My husband and I recently moved into a new condo and had been looking forward to throwing an elegant party. It is the Christmas/holiday season and I know that people have a lot of commitments, so we decided the best thing to do was to have an open house party, starting a 5pm and continuing late into the night, thinking people who have other commitments could stop by and have a bite & a cocktail, friends with small children could come earlier and still get their kids in bed on time, and our late night reveler friends could stay late into the night. The invite was sent out weeks ago, and although I did not request for people to RSVP, most called or emailed to say how they were looking forward to the party. Only two people let us know that they would be out of town. So I planned on a certain number of people, with food trays set up in my fridge to just pop in the oven throughout the evening so everyone, regardless what time they arrive, would have some fresh, hot hors d’oeurves. So the party was planned for Saturday. Well, around 6pm Friday night we started to receive phone calls from people saying that they’re sorry but won’t be able to make it. Then on Saturday late afternoon, we received a few more calls. Then some people called after 5 , saying they were running late, but on their way. Now as I mentioned, this is a new home for us, and the first time most of our friends would be coming over , so the people who called saying they were on their way really upset me, because after an hour or so, we actually called them back to see if they were lost. But it turns out they weren’t coming after all.
We had a wonderful time with the guests that did come, and loved having them over. And I appreciate the couple who let us know in advance that they would not be able to make it.. even the ones who called late on Friday night. But I am, well, offended & upset at those who, as recent as Thursday said ’see you Saturday’ and were no-shows, as well as the people who called on Sat to say they were on their way and then never showed up afterall.
I’m trying to look at this as a learning experience – I learned how to cook a bunch of new things that I served, I like how I set & decorated my home for the party, I’ve learned that there are certain people who have been removed from my list of guests for future events and that I will only host dinner parties with mailed invitations requiring an RSVP from now on.
For the woman that complained that RSVPs are getting out of control, I would say that they help for planning and also offer people a perfectly acceptable way of saying they will not be in attendance.
I would have found nothing wrong with people telling us outright that they would not be coming.

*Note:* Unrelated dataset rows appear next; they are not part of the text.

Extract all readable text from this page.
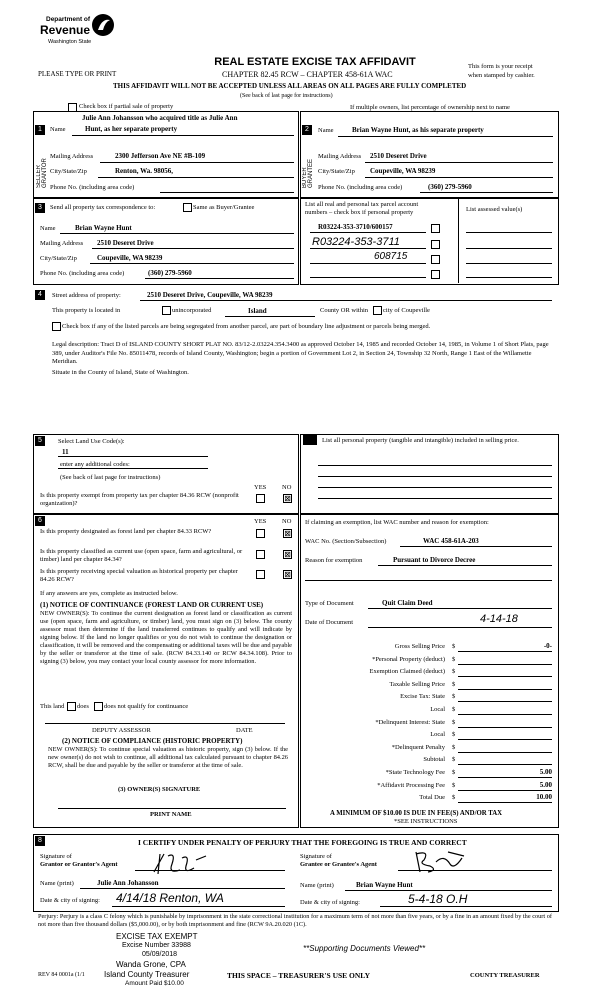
Department of
Revenue
Washington State
REAL ESTATE EXCISE TAX AFFIDAVIT
PLEASE TYPE OR PRINT	CHAPTER 82.45 RCW – CHAPTER 458-61A WAC
This form is your receipt
when stamped by cashier.
THIS AFFIDAVIT WILL NOT BE ACCEPTED UNLESS ALL AREAS ON ALL PAGES ARE FULLY COMPLETED
(See back of last page for instructions)
Check box if partial sale of property	If multiple owners, list percentage of ownership next to name
1
Julie Ann Johansson who acquired title as Julie Ann
Name	Hunt, as her separate property
SELLER GRANTOR
Mailing Address	2300 Jefferson Ave NE #B-109
City/State/Zip	Renton, Wa. 98056,
Phone No. (including area code)
2	Name	Brian Wayne Hunt, as his separate property
BUYER GRANTEE
Mailing Address 2510 Deseret Drive
City/State/Zip Coupeville, WA 98239
Phone No. (including area code)	(360) 279-5960
3	Send all property tax correspondence to:	Same as Buyer/Grantee
Name	Brian Wayne Hunt
Mailing Address 2510 Deseret Drive
City/State/Zip	Coupeville, WA 98239
Phone No. (including area code)	(360) 279-5960
List all real and personal tax parcel account
numbers – check box if personal property	List assessed value(s)
R03224-353-3710/600157
R03224-353-3711
608715
4	Street address of property:	2510 Deseret Drive, Coupeville, WA 98239
This property is located in	unincorporated	Island	County OR within city of Coupeville
Check box if any of the listed parcels are being segregated from another parcel, are part of boundary line adjustment or parcels being merged.
Legal description: Tract D of ISLAND COUNTY SHORT PLAT NO. 83/12-2.03224.354.3400 as approved October 14, 1985 and recorded October 14, 1985, in Volume 1 of Short Plats, page 389, under Auditor's File No. 85011478, records of Island County, Washington; begin a portion of Government Lot 2, in Section 24, Township 32 North, Range 1 East of the Willamette Meridian.
Situate in the County of Island, State of Washington.
5	Select Land Use Code(s):
11
enter any additional codes:
(See back of last page for instructions)
YES NO
Is this property exempt from property tax per chapter 84.36 RCW (nonprofit organization)?
⊠
List all personal property (tangible and intangible) included in selling price.
6	YES NO
Is this property designated as forest land per chapter 84.33 RCW?	⊠
Is this property classified as current use (open space, farm and agricultural, or timber) land per chapter 84.34?
⊠
Is this property receiving special valuation as historical property per chapter 84.26 RCW?
⊠
If any answers are yes, complete as instructed below.
(1) NOTICE OF CONTINUANCE (FOREST LAND OR CURRENT USE)
NEW OWNER(S): To continue the current designation as forest land or classification as current use (open space, farm and agriculture, or timber) land, you must sign on (3) below. The county assessor must then determine if the land transferred continues to qualify and will indicate by signing below. If the land no longer qualifies or you do not wish to continue the designation or classification, it will be removed and the compensating or additional taxes will be due and payable by the seller or transferor at the time of sale. (RCW 84.33.140 or RCW 84.34.108). Prior to signing (3) below, you may contact your local county assessor for more information.
This land does does not qualify for continuance
DEPUTY ASSESSOR	DATE
(2) NOTICE OF COMPLIANCE (HISTORIC PROPERTY)
NEW OWNER(S): To continue special valuation as historic property, sign (3) below. If the new owner(s) do not wish to continue, all additional tax calculated pursuant to chapter 84.26 RCW, shall be due and payable by the seller or transferor at the time of sale.
(3) OWNER(S) SIGNATURE
PRINT NAME
If claiming an exemption, list WAC number and reason for exemption:
WAC No. (Section/Subsection)	WAC 458-61A-203
Reason for exemption	Pursuant to Divorce Decree
Type of Document	Quit Claim Deed
Date of Document	4-14-18
Gross Selling Price $	-0-
*Personal Property (deduct) $
Exemption Claimed (deduct) $
Taxable Selling Price $
Excise Tax: State $
Local $
*Delinquent Interest: State $
Local $
*Delinquent Penalty $
Subtotal $
*State Technology Fee $	5.00
*Affidavit Processing Fee $	5.00
Total Due $	10.00
A MINIMUM OF $10.00 IS DUE IN FEE(S) AND/OR TAX
*SEE INSTRUCTIONS
8	I CERTIFY UNDER PENALTY OF PERJURY THAT THE FOREGOING IS TRUE AND CORRECT
Signature of
Grantor or Grantor's Agent
Signature of
Grantee or Grantee's Agent
Name (print)	Julie Ann Johansson	Name (print)	Brian Wayne Hunt
Date & city of signing: 4/14/18 Renton, WA	Date & city of signing:	5-4-18 O.H
Perjury: Perjury is a class C felony which is punishable by imprisonment in the state correctional institution for a maximum term of not more than five years, or by a fine in an amount fixed by the court of not more than five thousand dollars ($5,000.00), or by both imprisonment and fine (RCW 9A.20.020 (1C).
EXCISE TAX EXEMPT
Excise Number 33988
05/09/2018
Wanda Grone, CPA
Island County Treasurer
Amount Paid $10.00
**Supporting Documents Viewed**
REV 84 0001a (1/1	THIS SPACE – TREASURER'S USE ONLY	COUNTY TREASURER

To be led on, ’see you tomorrow’ ‘looking so forward to your party’ ‘what can i bring’ , and then not show up has in fact damaged what I thought were friendships… not my best friends, not my closest friends, but friends. Now I regard those no-shows as merely acquaintances.
It sounds to me like you did everything right. You were completely flexible the make things convenient for your guests. You had a plan for staging the food. It’s really too bad that people don’t take a moment to put themselves in their hosts’ shoes before deciding to blow off a party at the last minute. I’m glad you were able to take away something positive from this experience.